Опубликовано в журнале Дружба Народов, номер 11, 2003
Эмиль Мишель Чоран. После конца истории: Философская эссеистика / Пер. с франц.; Предисл., биогр. справка Б.Дубина. — СПб.: “Симпозиум”, 2002.
Сиоран. Искушение существованием / Пер.с фр., предисл. В.А.Никитина. — М.: “Республика”; “Палимпсест”, 2003.
Мишель Уэльбек — французский писатель из самых читаемых у нас сегодня и уж точно из самых переводимых и наиболее полно представленных, размышляя в одном из эссе о наиболее созвучном нашему времени философе, с некоторым колебанием называет Эмиля Чорана. Имя показательное, и то, что Уэльбек называет именно этого мыслителя, — симптоматично. Во всяком случае, заставляет иначе читать прозу и самого Уэльбека, скандальная слава которого и подчеркнуто эпатажное поведение вовсе не равны его истинной интеллектуальной природе. В публицистике Уэльбек не боится показывать свои знания и предпочтения. Жак Превер, по его мнению, — идиот, не заслуживающий внимания, а вот Чоран — наиболее значимый для современности философ. Впрочем, одному отводится целая статья, а имя другого лишь вскользь упоминается.
В России же Чорана до недавнего времени не упоминали вовсе. Или упоминали единицы. Его не знали и не читали. Что ж удивляться, что, появившись на русском языке, он предстал под двумя именами. “После конца истории” — называется избранное Чорана, вышедшее в издательстве “Симпозиум”, и здесь автор выступает как Эмиль Мишель Чоран. “Искушение существованием” носит название книга, изданная “Республикой”, и в ней философ назван Сиораном, то есть в данном случае предпочли французскую транскрипцию румынского имени. Что ж, в каком-то смысле Чоран, конечно же, французский мыслитель.

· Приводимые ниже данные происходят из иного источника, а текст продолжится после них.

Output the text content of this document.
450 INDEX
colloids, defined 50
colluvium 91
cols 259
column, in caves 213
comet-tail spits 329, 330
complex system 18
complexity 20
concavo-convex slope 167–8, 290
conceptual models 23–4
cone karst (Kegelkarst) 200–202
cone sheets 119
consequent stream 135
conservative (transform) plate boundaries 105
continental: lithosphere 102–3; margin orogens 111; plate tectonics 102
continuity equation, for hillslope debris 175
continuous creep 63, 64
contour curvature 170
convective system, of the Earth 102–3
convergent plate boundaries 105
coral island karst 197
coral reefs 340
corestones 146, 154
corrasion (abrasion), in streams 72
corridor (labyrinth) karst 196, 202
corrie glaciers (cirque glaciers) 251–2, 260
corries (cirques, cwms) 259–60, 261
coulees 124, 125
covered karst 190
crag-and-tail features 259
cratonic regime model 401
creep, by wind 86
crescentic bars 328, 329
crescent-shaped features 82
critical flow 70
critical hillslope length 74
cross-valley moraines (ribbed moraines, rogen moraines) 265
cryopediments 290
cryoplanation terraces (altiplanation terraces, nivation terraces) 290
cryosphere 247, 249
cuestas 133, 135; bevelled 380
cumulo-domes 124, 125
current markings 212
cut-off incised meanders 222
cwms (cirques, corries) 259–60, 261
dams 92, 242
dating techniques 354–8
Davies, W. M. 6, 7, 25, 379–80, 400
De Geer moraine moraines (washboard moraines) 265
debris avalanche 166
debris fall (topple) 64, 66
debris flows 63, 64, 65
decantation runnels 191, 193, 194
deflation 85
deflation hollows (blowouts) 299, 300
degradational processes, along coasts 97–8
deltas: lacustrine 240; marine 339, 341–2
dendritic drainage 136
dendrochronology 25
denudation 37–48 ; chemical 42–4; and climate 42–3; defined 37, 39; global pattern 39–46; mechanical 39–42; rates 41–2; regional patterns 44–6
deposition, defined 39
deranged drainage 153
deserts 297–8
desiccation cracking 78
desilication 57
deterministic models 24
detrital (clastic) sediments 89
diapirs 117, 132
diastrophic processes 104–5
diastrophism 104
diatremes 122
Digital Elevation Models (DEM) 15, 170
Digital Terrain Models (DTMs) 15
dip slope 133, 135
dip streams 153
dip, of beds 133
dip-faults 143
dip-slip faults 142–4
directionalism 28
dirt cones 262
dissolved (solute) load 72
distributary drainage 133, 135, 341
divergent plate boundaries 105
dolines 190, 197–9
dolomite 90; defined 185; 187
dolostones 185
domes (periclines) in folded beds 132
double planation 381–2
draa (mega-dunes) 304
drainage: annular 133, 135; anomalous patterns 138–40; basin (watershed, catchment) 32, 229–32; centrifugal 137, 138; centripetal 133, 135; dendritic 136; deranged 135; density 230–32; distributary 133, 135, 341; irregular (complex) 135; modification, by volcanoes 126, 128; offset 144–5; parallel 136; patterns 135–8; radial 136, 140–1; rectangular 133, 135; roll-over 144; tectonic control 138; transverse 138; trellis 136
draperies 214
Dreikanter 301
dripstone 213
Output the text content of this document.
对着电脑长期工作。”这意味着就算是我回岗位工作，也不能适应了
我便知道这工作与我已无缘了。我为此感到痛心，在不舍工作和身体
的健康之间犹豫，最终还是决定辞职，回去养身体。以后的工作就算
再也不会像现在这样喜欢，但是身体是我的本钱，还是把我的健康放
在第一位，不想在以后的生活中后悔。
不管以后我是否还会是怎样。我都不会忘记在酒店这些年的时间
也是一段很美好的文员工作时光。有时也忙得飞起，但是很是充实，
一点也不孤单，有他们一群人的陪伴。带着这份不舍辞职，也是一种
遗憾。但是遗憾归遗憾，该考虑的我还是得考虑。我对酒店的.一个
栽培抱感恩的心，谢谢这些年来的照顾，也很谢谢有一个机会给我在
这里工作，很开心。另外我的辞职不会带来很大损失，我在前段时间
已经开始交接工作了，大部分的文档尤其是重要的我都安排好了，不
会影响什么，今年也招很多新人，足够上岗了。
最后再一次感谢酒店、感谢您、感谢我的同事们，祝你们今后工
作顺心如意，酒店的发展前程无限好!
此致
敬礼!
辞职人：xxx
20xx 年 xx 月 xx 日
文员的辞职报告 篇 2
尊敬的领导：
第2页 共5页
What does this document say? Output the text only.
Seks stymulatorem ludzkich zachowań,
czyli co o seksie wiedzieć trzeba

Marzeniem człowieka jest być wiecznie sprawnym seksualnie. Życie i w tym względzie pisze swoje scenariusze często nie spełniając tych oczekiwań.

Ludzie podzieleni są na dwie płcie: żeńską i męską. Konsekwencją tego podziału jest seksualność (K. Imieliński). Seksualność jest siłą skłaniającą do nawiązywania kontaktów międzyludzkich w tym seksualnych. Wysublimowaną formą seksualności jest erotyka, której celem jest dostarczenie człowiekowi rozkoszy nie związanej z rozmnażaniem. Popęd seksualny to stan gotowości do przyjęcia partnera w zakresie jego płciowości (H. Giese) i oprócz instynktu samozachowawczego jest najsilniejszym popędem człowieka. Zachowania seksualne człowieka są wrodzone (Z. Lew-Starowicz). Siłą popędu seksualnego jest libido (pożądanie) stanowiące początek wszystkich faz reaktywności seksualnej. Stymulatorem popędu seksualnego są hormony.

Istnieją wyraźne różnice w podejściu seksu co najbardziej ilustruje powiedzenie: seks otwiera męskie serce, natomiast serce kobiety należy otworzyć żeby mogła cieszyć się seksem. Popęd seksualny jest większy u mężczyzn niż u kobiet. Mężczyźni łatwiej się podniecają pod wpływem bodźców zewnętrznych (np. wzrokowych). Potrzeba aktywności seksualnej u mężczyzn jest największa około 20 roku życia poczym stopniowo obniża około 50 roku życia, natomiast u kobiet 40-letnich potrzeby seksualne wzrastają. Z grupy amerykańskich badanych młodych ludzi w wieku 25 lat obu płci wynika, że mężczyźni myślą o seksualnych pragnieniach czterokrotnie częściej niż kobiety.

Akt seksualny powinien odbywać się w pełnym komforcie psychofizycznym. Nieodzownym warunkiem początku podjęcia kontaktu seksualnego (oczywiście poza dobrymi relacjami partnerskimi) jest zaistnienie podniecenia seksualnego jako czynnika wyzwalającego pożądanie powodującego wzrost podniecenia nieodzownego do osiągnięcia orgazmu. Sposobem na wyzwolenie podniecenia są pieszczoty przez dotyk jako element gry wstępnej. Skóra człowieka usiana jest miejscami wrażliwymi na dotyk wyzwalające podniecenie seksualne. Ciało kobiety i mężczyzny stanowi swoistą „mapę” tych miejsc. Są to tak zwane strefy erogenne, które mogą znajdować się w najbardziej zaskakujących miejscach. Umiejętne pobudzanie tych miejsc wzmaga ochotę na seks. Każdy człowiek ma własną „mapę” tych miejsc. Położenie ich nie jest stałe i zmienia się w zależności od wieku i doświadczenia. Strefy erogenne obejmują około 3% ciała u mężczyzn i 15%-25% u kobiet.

На Западе Чорана узнали пятьдесят лет назад. У нас до самого последнего времени этот румын, писавший по-французски, оставался вовсе неизвестным в отличие от своих знаменитых соотечественников Эжена Ионеско и Мирчи Элиаде.
Между тем и по дарованию, и по масштабу Чоран им по крайней мере не уступает. Более того, Чоран — один из последних, если не последний европейский философ. Причем философ не в академическом, научном смысле этого слова, а в первозданном, первоначальном, когда философствование и жизненный опыт были не разделены, но шли рука об руку. Кстати, поэтому, в частности, появление книг Чорана приобретает совершенно неожиданную актуальность.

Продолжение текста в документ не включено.